In the tent, Ma and Rosasharn sit with Granma, whose health continues to deteriorate. A large woman offers to hold a Jehovite holy meeting for Granma, but Ma refuses, insisting that Granma is just worn out from the heat and travel. Ma and Rose of Sharon rest for the night's trip, but are awoken by a local authority who warns them to be gone by morning, because the town doesn't want any "Okies" settling down there. Ma, angry at being spoken to so disrespectfully, threatens him with a skillet. After he leaves, Ma sits and tries to compose herself.
To avoid trouble, the family decides to move on immediately. Knowing that the trip across the desert will kill Sairy, the Wilsons decide to stay. The Joads go on by themselves, leaving the Wilsons some food and a few dollars. During the night drive across the desert, Ma continues to lie with Granma and comfort her. Midway through the trip, agricultural inspectors want to inspect the truck for produce, but Ma begs hysterically to be able to continue. She explains that Granma is very ill and must see a doctor. The inspector allows them to go on.
They drive through Barstow and up over the mountains. As the truck descends into Tehachapi, the family is struck by the beauty of the valley below. Al stops the truck, and the family piles out to look at California. Ma tells everyone that Granma has died, has been dead, in fact, since before the agricultural inspectors stopped them. She couldn't help Granma because she knew the family had to get across the desert. The family is awestruck by the strength of her love.
As her family continues to crumble, Ma's strength, drawn intuitively from love, continues to grow, making her a physical symbol of the humanism strand of Steinbeck's social theory. The family is disintegrating as the Joads are forced to leave the Wilsons behind, Noah refuses to leave the water at the Colorado River, and Granma dies. Ma fights against this destruction, defending her clan against mounting intrusions and circumstances.
When the religious woman at the camp offers to pray over the ill Granma, Ma sends her on her way, preferring to keep the privacy of her family. She is stung by the venomous intrusion of the sheriff who warns her that they don't want any "Okies" settling down and she responds physically, threatening him with a skillet. Unable to defend Granma against death, she chooses to put the needs of the living ahead of those who have passed. Keeping quiet about Granma's death, she allows the family to get across the desert. Casy's response when he learns about her heroism stands as a definition of Ma's character, "There's a woman so great with love — she scares me."

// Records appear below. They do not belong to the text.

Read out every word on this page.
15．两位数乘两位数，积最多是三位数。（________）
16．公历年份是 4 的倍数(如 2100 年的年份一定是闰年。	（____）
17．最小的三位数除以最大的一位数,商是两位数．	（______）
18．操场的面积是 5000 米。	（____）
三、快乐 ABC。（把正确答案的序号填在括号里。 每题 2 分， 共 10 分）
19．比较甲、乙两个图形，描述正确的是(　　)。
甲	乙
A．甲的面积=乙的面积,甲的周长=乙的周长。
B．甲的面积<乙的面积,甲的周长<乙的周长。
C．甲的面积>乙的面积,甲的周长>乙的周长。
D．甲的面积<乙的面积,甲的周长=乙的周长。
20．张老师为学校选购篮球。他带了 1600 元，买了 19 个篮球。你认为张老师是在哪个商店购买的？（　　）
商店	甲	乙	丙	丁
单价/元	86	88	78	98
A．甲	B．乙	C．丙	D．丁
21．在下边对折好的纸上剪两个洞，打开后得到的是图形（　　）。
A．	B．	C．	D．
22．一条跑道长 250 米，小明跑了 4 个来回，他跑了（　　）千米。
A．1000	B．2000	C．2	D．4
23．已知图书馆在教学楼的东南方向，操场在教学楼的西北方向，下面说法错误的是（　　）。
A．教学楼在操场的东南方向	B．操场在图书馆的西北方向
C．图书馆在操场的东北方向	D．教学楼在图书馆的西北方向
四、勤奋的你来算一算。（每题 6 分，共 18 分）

With each strike against the family, Ma's strength is doubled, but her desperate desire to maintain the family will be thwarted the longer they stay in California. Although she is considered a symbol of human love, it is a love of family above all others that she practices. As the family's economic plight worsens, Ma can do nothing to keep them together. She will be forced to replace her immediate family with a world family, one that includes the entire community.
shuck to remove a shell, pod, or husk.
fallow land plowed but not seeded for one or more growing seasons, to kill weeds, make the soil richer, and so on.
Okie a migratory agricultural worker, forced to migrate from Oklahoma or other areas of the Great Plains because of drought and farm foreclosure in the 1930s.
Jehovites members of a proselytizing Christian sect founded by Charles T. Russell (1852-1916).
exhortation a plea or sermon urging or warning people to do what is required.
feral untamed; wild.
Sam Browne belt a military officer's belt with a diagonal strap across the right shoulder, designed to carry the weight of a pistol or sword.
epaulets shoulder ornaments for certain uniforms, especially military uniforms.
Tehachapi mountain just east of Bakersfield.
heliograph a permanent image formed on a glass plate by an early photographic process.